Lettres à Sixtine/Rentré dans ma chambre, et debout
Lundi soir, 11 h.
ENTRÉ dans ma chambre, et debout, sur un
meuble qui me sert de pupître, je veux
passer encore un peu de temps avec toi. Je pense
qu’en ce moment tu es joyeuse ou triste à cause
de moi, si Patrice a réussi ou pas. Te faire partager
des succès, ce serait bien bon, mais les déboires ?
Oh ! cet éloignement m’exaspère, me rendrait fou ou stupide. Je n’en supporterais pas une heure de plus.
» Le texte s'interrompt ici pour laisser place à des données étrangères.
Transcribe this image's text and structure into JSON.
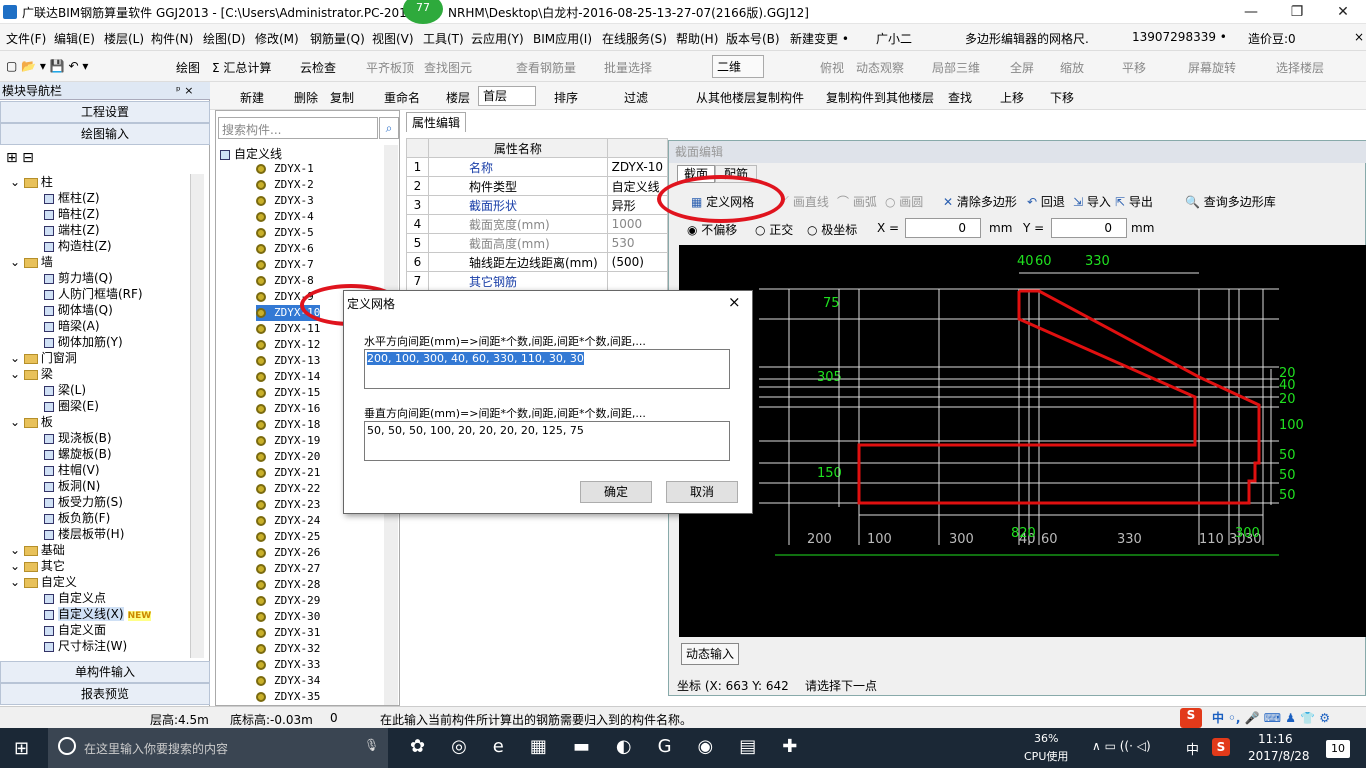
{
  "window": {
    "title": "广联达BIM钢筋算量软件 GGJ2013 - [C:\\Users\\Administrator.PC-201",
    "title_rest": "NRHM\\Desktop\\白龙村-2016-08-25-13-27-07(2166版).GGJ12]",
    "badge": "77"
  },
  "menu": [
    "文件(F)",
    "编辑(E)",
    "楼层(L)",
    "构件(N)",
    "绘图(D)",
    "修改(M)",
    "钢筋量(Q)",
    "视图(V)",
    "工具(T)",
    "云应用(Y)",
    "BIM应用(I)",
    "在线服务(S)",
    "帮助(H)",
    "版本号(B)",
    "新建变更 •",
    "广小二",
    "多边形编辑器的网格尺.",
    "13907298339 •",
    "造价豆:0"
  ],
  "toolbar1": [
    "绘图",
    "Σ 汇总计算",
    "云检查",
    "平齐板顶",
    "查找图元",
    "查看钢筋量",
    "批量选择",
    "二维",
    "俯视",
    "动态观察",
    "局部三维",
    "全屏",
    "缩放",
    "平移",
    "屏幕旋转",
    "选择楼层"
  ],
  "toolbar2": [
    "新建",
    "删除",
    "复制",
    "重命名",
    "楼层",
    "首层",
    "排序",
    "过滤",
    "从其他楼层复制构件",
    "复制构件到其他楼层",
    "查找",
    "上移",
    "下移"
  ],
  "nav": {
    "title": "模块导航栏",
    "pin": "ᵖ ×",
    "top_buttons": [
      "工程设置",
      "绘图输入"
    ],
    "bottom_buttons": [
      "单构件输入",
      "报表预览"
    ],
    "tree": [
      {
        "label": "柱",
        "level": 0,
        "type": "folder"
      },
      {
        "label": "框柱(Z)",
        "level": 1
      },
      {
        "label": "暗柱(Z)",
        "level": 1
      },
      {
        "label": "端柱(Z)",
        "level": 1
      },
      {
        "label": "构造柱(Z)",
        "level": 1
      },
      {
        "label": "墙",
        "level": 0,
        "type": "folder"
      },
      {
        "label": "剪力墙(Q)",
        "level": 1
      },
      {
        "label": "人防门框墙(RF)",
        "level": 1
      },
      {
        "label": "砌体墙(Q)",
        "level": 1
      },
      {
        "label": "暗梁(A)",
        "level": 1
      },
      {
        "label": "砌体加筋(Y)",
        "level": 1
      },
      {
        "label": "门窗洞",
        "level": 0,
        "type": "folder"
      },
      {
        "label": "梁",
        "level": 0,
        "type": "folder"
      },
      {
        "label": "梁(L)",
        "level": 1
      },
      {
        "label": "圈梁(E)",
        "level": 1
      },
      {
        "label": "板",
        "level": 0,
        "type": "folder"
      },
      {
        "label": "现浇板(B)",
        "level": 1
      },
      {
        "label": "螺旋板(B)",
        "level": 1
      },
      {
        "label": "柱帽(V)",
        "level": 1
      },
      {
        "label": "板洞(N)",
        "level": 1
      },
      {
        "label": "板受力筋(S)",
        "level": 1
      },
      {
        "label": "板负筋(F)",
        "level": 1
      },
      {
        "label": "楼层板带(H)",
        "level": 1
      },
      {
        "label": "基础",
        "level": 0,
        "type": "folder"
      },
      {
        "label": "其它",
        "level": 0,
        "type": "folder"
      },
      {
        "label": "自定义",
        "level": 0,
        "type": "folder"
      },
      {
        "label": "自定义点",
        "level": 1
      },
      {
        "label": "自定义线(X)",
        "level": 1,
        "badge": "NEW"
      },
      {
        "label": "自定义面",
        "level": 1
      },
      {
        "label": "尺寸标注(W)",
        "level": 1
      }
    ]
  },
  "components": {
    "search_placeholder": "搜索构件...",
    "root": "自定义线",
    "items": [
      "ZDYX-1",
      "ZDYX-2",
      "ZDYX-3",
      "ZDYX-4",
      "ZDYX-5",
      "ZDYX-6",
      "ZDYX-7",
      "ZDYX-8",
      "ZDYX-9",
      "ZDYX-10",
      "ZDYX-11",
      "ZDYX-12",
      "ZDYX-13",
      "ZDYX-14",
      "ZDYX-15",
      "ZDYX-16",
      "ZDYX-18",
      "ZDYX-19",
      "ZDYX-20",
      "ZDYX-21",
      "ZDYX-22",
      "ZDYX-23",
      "ZDYX-24",
      "ZDYX-25",
      "ZDYX-26",
      "ZDYX-27",
      "ZDYX-28",
      "ZDYX-29",
      "ZDYX-30",
      "ZDYX-31",
      "ZDYX-32",
      "ZDYX-33",
      "ZDYX-34",
      "ZDYX-35"
    ],
    "selected": "ZDYX-10"
  },
  "props": {
    "tab": "属性编辑",
    "header": "属性名称",
    "rows": [
      {
        "n": "1",
        "name": "名称",
        "val": "ZDYX-10",
        "blue": true
      },
      {
        "n": "2",
        "name": "构件类型",
        "val": "自定义线",
        "blue": false
      },
      {
        "n": "3",
        "name": "截面形状",
        "val": "异形",
        "blue": true
      },
      {
        "n": "4",
        "name": "截面宽度(mm)",
        "val": "1000",
        "gray": true
      },
      {
        "n": "5",
        "name": "截面高度(mm)",
        "val": "530",
        "gray": true
      },
      {
        "n": "6",
        "name": "轴线距左边线距离(mm)",
        "val": "(500)",
        "blue": false
      },
      {
        "n": "7",
        "name": "其它钢筋",
        "val": "",
        "blue": true
      }
    ]
  },
  "section": {
    "title": "截面编辑",
    "tabs": [
      "截面",
      "配筋"
    ],
    "tools": [
      "定义网格",
      "画直线",
      "画弧",
      "画圆",
      "清除多边形",
      "回退",
      "导入",
      "导出",
      "查询多边形库"
    ],
    "modes": [
      "不偏移",
      "正交",
      "极坐标"
    ],
    "x_label": "X =",
    "x_val": "0",
    "y_label": "Y =",
    "y_val": "0",
    "unit": "mm",
    "dyn_input": "动态输入",
    "coord": "坐标 (X: 663 Y: 642",
    "prompt": "请选择下一点",
    "dims_top": [
      "40",
      "60",
      "330"
    ],
    "dims_left": [
      "75",
      "305",
      "150"
    ],
    "dims_right": [
      "20",
      "40",
      "20",
      "100",
      "50",
      "50",
      "50"
    ],
    "dims_bottom": [
      "200",
      "100",
      "300",
      "40",
      "60",
      "330",
      "110",
      "30",
      "30"
    ],
    "dims_mid": [
      "820",
      "300"
    ]
  },
  "dialog": {
    "title": "定义网格",
    "close": "×",
    "h_label": "水平方向间距(mm)=>间距*个数,间距,间距*个数,间距,...",
    "h_value": "200, 100, 300, 40, 60, 330, 110, 30, 30",
    "v_label": "垂直方向间距(mm)=>间距*个数,间距,间距*个数,间距,...",
    "v_value": "50, 50, 50, 100, 20, 20, 20, 20, 125, 75",
    "ok": "确定",
    "cancel": "取消"
  },
  "status": {
    "floor_h": "层高:4.5m",
    "base_h": "底标高:-0.03m",
    "zero": "0",
    "msg": "在此输入当前构件所计算出的钢筋需要归入到的构件名称。"
  },
  "taskbar": {
    "search": "在这里输入你要搜索的内容",
    "cpu_pct": "36%",
    "cpu_label": "CPU使用",
    "time": "11:16",
    "date": "2017/8/28",
    "ime": "中",
    "notif": "10"
  }
}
Quand je suis parti, je ne savais vraiment pas à quoi je me condamnais, mais quand je l’aurais su !
Et voici que je te revois sur le quai du départ, sans mouvement, droite, comme la statue de l’adieu, et il me semble que tu es restée là, immobile, depuis le temps et que si je revenais par là, je t’y retrouverais.
J’ai encore au cœur l’angoisse de cette minute.
Bonsoir, ma chère femme ; je m’endors et je m’éveille avec toi ; la mer gronde, le vent souffle, la nuit est sans lune, c’est l’heure des évocations.
Pour racheter la laideur de ma lettre je la parfume de ces trois petites feuilles que j’ai découvertes tantôt.